We're Giving Up Privacy and Getting Little in Return
Better to Put People, Not Computers, in Charge of Investigating Potential Plots
Collecting information about every American’s phone calls is an example of data mining. The basic idea is to collect as much information as possible on everyone, sift through it with massive computers, and uncover terrorist plots. It’s a compelling idea, and convinces many. But it’s wrong. We’re not going to find terrorist plots through systems like this, and we’re going to waste valuable resources chasing down false alarms. To understand why, we have to look at the economics of the system.
Data mining works best when you’re searching for a well-defined profile, a reasonable number of attacks per year, and a low cost of false alarms.
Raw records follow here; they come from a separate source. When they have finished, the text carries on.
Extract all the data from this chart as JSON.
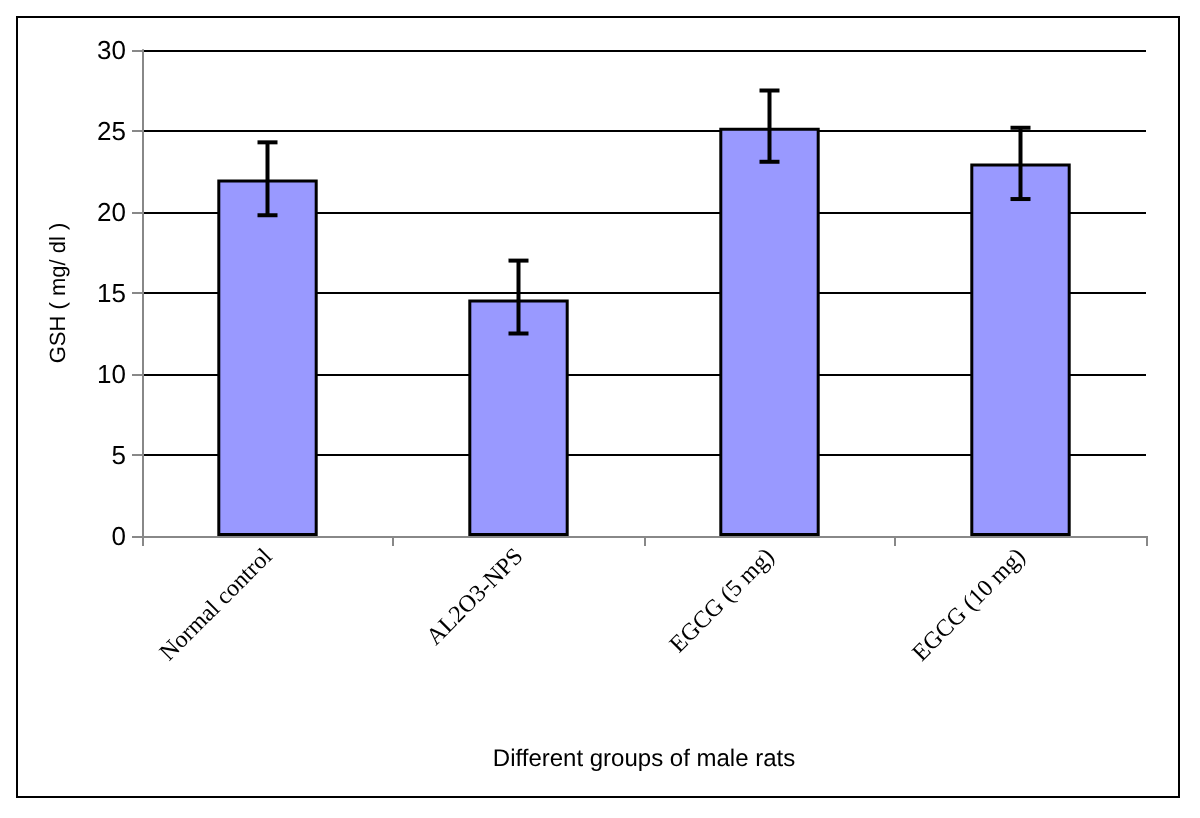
{
  "chart_data": {
    "type": "bar",
    "xlabel": "Different groups of male rats",
    "ylabel": "GSH ( mg/ dl )",
    "categories": [
      "Normal control",
      "AL2O3-NPS",
      "EGCG (5 mg)",
      "EGCG (10 mg)"
    ],
    "values": [
      22.0,
      14.6,
      25.2,
      23.0
    ],
    "errors": [
      [
        19.8,
        24.3
      ],
      [
        12.5,
        17.0
      ],
      [
        23.1,
        27.5
      ],
      [
        20.8,
        25.2
      ]
    ],
    "color": "#9999ff",
    "ylim": [
      0,
      30
    ],
    "yticks": [
      0,
      5,
      10,
      15,
      20,
      25,
      30
    ],
    "grid": "y"
  }
}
Credit-card fraud is one of data mining’s success stories: All credit-card companies mine their transaction databases for data for spending patterns that indicate a stolen card.
Many credit-card thieves share a pattern — purchase expensive luxury goods, purchase things that can be easily fenced, etc. — and data mining systems can minimize the losses in many cases by shutting down the card. In addition, the cost of false alarms is only a phone call to the cardholder asking him to verify a couple of purchases. The cardholders don’t even resent these phone calls — as long as they’re infrequent — so the cost is just a few minutes of operator time.
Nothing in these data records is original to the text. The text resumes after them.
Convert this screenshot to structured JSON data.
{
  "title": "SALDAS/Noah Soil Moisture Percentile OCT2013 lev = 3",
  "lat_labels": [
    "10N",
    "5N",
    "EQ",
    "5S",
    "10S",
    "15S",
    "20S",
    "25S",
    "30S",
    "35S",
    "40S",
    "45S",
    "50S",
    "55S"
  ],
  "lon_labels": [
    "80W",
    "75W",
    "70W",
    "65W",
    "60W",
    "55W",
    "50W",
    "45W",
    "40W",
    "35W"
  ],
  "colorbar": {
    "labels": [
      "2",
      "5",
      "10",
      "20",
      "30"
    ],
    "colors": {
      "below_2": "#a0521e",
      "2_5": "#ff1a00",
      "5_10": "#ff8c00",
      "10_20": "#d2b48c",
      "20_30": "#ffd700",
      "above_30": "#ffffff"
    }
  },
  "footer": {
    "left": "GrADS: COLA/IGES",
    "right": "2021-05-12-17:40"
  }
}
Terrorist plots are different; there is no well-defined profile and attacks are very rare. This means that data-mining systems won’t uncover any terrorist plots until they are very accurate, and that even very accurate systems will be so flooded with false alarms that they will be useless.
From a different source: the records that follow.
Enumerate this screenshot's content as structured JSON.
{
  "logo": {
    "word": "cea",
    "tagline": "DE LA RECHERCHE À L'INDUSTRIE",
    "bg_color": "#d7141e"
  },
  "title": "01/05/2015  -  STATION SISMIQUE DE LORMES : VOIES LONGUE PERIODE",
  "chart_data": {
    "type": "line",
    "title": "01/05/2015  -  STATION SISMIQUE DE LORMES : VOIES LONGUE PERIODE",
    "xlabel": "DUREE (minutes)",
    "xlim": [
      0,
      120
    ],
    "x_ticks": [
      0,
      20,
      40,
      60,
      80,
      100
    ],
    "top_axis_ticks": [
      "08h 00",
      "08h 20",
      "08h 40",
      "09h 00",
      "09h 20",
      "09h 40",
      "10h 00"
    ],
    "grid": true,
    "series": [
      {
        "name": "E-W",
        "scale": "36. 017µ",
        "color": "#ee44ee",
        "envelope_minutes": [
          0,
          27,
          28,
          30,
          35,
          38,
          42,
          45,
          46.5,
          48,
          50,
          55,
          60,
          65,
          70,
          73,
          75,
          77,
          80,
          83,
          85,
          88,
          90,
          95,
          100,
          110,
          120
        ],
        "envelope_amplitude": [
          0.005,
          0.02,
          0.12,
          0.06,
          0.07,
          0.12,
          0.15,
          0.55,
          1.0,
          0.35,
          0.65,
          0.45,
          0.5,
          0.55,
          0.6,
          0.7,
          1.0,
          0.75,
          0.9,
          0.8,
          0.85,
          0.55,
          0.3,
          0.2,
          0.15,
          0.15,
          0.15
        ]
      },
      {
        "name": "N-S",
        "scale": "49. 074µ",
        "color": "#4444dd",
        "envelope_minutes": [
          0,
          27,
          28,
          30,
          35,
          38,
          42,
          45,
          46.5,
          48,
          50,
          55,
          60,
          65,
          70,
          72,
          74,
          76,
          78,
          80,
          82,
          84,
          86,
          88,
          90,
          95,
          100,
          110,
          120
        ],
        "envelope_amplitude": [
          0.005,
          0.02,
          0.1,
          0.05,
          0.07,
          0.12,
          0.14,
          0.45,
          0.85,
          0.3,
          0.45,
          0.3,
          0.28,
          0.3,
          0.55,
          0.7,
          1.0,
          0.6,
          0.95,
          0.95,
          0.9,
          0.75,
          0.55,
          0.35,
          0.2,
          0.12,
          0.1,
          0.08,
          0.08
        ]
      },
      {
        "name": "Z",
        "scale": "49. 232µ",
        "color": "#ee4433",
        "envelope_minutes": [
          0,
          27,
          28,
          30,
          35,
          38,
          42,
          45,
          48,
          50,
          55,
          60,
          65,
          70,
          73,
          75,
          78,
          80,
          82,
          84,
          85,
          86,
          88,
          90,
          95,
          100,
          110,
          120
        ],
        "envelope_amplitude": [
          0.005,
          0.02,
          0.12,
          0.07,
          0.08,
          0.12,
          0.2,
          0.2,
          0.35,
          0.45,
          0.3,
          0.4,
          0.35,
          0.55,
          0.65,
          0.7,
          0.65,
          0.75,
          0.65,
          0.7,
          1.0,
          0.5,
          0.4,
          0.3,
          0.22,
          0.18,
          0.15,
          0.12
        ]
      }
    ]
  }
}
Just in the United States, there are trillions of connections between people and events — things that the data-mining system will have to “look at” — and very few plots. This rarity makes even accurate identification systems useless.
Let’s look at some numbers. We’ll be optimistic — we’ll assume the system has a one in 100 false-positive rate (99 percent accurate), and a one in 1,000 false-negative rate (99.9 percent accurate). Assume 1 trillion possible indicators to sift through: that’s about 10 events — e-mails, phone calls, purchases, Web destinations, whatever — per person in the United States per day. Also assume that 10 of them actually indicate terrorists plotting.
This unrealistically accurate system will generate 1 billion false alarms for every real terrorist plot it uncovers. Every day, the police will have to investigate 27 million potential plots in order to find the one real terrorist plot per month. Clearly ridiculous.
This isn’t anything new. In statistics, it’s called the “base rate fallacy,” and it applies in other domains as well. And this is exactly the sort of thing we saw with the National Security Agency (NSA) eavesdropping program: The New York Times reported that the computers spat out thousands of tips per month. Every one of them turned out to be a false alarm, at enormous cost in money and civil liberties.
Finding terrorism plots is not a problem that lends itself to data mining. It’s a needle-in-a-haystack problem, and throwing more hay on the pile doesn’t make that problem any easier. We’d be far better off putting people in charge of investigating potential plots and letting them direct the computers, instead of putting the computers in charge and letting them decide who should be investigated.
By allowing the NSA to eavesdrop on us all, we’re not trading privacy for security. We’re giving up privacy without getting any security in return.